Все три СРТ шли в струе от винтов этого четвертого, считая от лидера «Ленкорани», сухогруза. Это не было сравнением из литературы. Они шли в струе винтов сухогруза с именем Сергеича на корме и над клюзами.
То, что с трудом, но все-таки давалось «Ворошиловску», — этот лед пока был ему не опасен, — значительно осложняло жизнь «Ленкорани». И совсем трудно приходилось маленьким траулерам. Клотики их мачт едва доставали бы до надписи на высокой могучей корме сухогруза. А приходилось Феликсу держаться в такой близости от этой кормы, что он видел швы стальной его обшивки, потеки ржавчины, вмятины, мог бы потом узнать в лицо тех, кто, облокотись о планшир, стоял там, на корме сухогруза, следя за траулерами.

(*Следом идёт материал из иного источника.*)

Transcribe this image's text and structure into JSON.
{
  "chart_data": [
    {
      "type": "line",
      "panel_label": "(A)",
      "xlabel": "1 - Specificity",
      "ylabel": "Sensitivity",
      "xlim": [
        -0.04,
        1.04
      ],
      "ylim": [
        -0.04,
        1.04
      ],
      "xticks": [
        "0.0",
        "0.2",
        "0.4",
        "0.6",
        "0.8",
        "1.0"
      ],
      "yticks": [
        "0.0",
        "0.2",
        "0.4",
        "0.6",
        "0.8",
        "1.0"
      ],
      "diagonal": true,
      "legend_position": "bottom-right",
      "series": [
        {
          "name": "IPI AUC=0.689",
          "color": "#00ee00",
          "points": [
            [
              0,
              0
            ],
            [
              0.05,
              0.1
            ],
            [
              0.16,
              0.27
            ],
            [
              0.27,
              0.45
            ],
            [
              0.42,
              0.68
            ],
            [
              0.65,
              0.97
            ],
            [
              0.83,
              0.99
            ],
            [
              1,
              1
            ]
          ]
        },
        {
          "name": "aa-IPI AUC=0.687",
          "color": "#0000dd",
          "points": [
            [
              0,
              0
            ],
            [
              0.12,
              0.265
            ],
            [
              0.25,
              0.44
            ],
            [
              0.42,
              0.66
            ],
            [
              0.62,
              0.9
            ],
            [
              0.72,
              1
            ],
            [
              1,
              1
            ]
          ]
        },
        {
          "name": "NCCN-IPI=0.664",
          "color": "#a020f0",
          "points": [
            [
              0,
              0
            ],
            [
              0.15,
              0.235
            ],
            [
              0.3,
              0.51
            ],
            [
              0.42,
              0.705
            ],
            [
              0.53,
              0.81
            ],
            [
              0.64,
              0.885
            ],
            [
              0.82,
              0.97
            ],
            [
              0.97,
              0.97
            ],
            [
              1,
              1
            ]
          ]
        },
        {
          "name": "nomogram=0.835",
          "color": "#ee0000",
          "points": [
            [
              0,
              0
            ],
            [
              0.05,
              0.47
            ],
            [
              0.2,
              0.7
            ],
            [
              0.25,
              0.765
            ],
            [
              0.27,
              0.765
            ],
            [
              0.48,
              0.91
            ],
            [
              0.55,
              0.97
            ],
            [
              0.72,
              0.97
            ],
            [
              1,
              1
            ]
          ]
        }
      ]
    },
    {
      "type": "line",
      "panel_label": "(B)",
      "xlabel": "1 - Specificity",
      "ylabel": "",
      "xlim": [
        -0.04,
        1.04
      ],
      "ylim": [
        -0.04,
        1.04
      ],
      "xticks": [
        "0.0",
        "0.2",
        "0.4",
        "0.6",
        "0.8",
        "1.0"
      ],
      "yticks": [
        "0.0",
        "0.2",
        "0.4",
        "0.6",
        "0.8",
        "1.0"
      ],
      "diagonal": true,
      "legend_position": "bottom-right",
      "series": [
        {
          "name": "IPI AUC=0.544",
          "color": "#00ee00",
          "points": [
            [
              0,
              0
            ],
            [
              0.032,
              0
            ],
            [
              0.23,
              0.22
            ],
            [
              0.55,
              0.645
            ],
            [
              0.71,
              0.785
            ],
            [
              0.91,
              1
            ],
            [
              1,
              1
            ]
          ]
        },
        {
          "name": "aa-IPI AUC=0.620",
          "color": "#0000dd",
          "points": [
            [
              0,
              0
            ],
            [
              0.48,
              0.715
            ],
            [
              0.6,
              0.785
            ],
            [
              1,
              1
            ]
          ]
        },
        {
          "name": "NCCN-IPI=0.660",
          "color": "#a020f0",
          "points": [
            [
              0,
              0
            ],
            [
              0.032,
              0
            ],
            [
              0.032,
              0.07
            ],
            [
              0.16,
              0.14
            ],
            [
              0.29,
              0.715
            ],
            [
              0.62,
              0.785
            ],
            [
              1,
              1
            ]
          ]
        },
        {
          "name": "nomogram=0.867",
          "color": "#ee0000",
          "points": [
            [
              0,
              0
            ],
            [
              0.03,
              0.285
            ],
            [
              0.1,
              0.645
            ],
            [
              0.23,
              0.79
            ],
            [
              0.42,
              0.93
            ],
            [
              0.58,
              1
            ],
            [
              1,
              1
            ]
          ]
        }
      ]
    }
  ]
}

Матросы на «Кухтуе» тоже стояли по оба борта на полубаке, следя за тем, как крупные обломки льда стремятся закрыть узкую щель прохода, проделанного впереди идущим сухогрузом. От напряжения у Феликса подергивалась щека — ни замедлить еще более хода, ни увеличить его он не мог, точно так же, как и сухогруз. Они шли, словно связанные веревочкой. Случись что в машине сухогруза или в главном дизеле «Кухтуя» — ЧП не избежать.
А сухогруз поддымливал. И это тревожило в караване всех так же, как и Стоппена.
— Да что там у него с машиной случилось? Запросите-ка!
Через некоторое время ответили — разрегулирована подача топлива. Тревожно, но не страшно…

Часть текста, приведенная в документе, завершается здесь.